# Standard Clock module for Caryatid
The Clock module provides a regular tick event which can be used to drive time-based behaviour in other modules
without having to create your own interval system.
## Configuration
The Clock module doesn't need any configuration, it just needs to be mentioned in the top-level configuration:
```toml
[module.clock]
```
## Messages
The Clock module sends a `ClockTickMessage` once a second, which is defined in the common
[messages](../../sdk/src/messages.rs) in the SDK:
```rust
#[derive(Debug, Default, Clone, serde::Serialize, serde::Deserialize)]
pub struct ClockTickMessage {
/// Time of tick, UTC
pub time: DateTime<Utc>,
/// Tick number
pub number: u64
}
```
The `time` is a DateTime in UTC, derived from a regular interval, which means although each tick may not be precisely one second after
the previous one, it won't drift over time, and the long-term average is exactly once per second.
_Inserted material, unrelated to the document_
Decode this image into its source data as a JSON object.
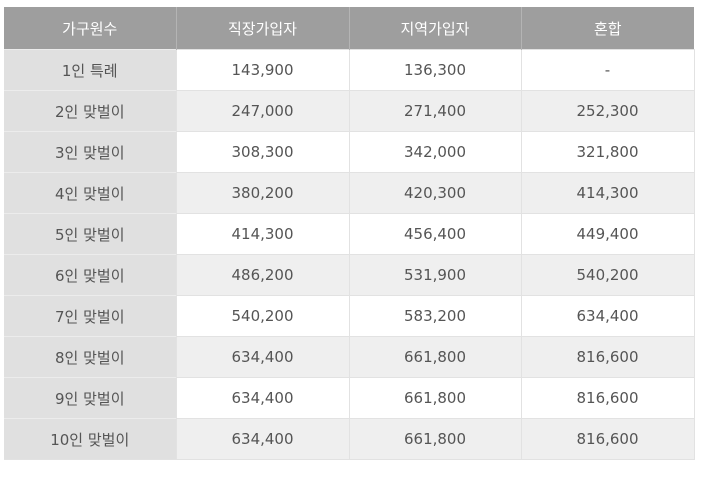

The `number` increments from zero at
startup each tick, and is a handy way to derive longer intervals with `%` - e.g.
```rust
if message.number % 60 == 0 {
// ... happens once a minute ...
}
```
## Registration
The Clock module needs to be parameterised with the type of an outer message `enum` which contains a `ClockTickMessage` variant, and
provides a `From` implementation to promote one. For example, your system-wide message enum might be:
```rust
use caryatid_sdk::messages::ClockTickMessage;
#[derive(Debug, Clone, serde::Serialize, serde::Deserialize)]
pub enum Message {
None(()),
// ... other messages ...
Clock(ClockTickMessage),
}
impl From<ClockTickMessage> for Message {
fn from(msg: ClockTickMessage) -> Self {
Message::Clock(msg)
}
}
```
Then within your `main.rs` you would register the Clock module into the [process](../../process) like this:
```rust
Clock::<Message>::register(&mut process);
```
See the [typed example](../../examples/typed) to see this in action.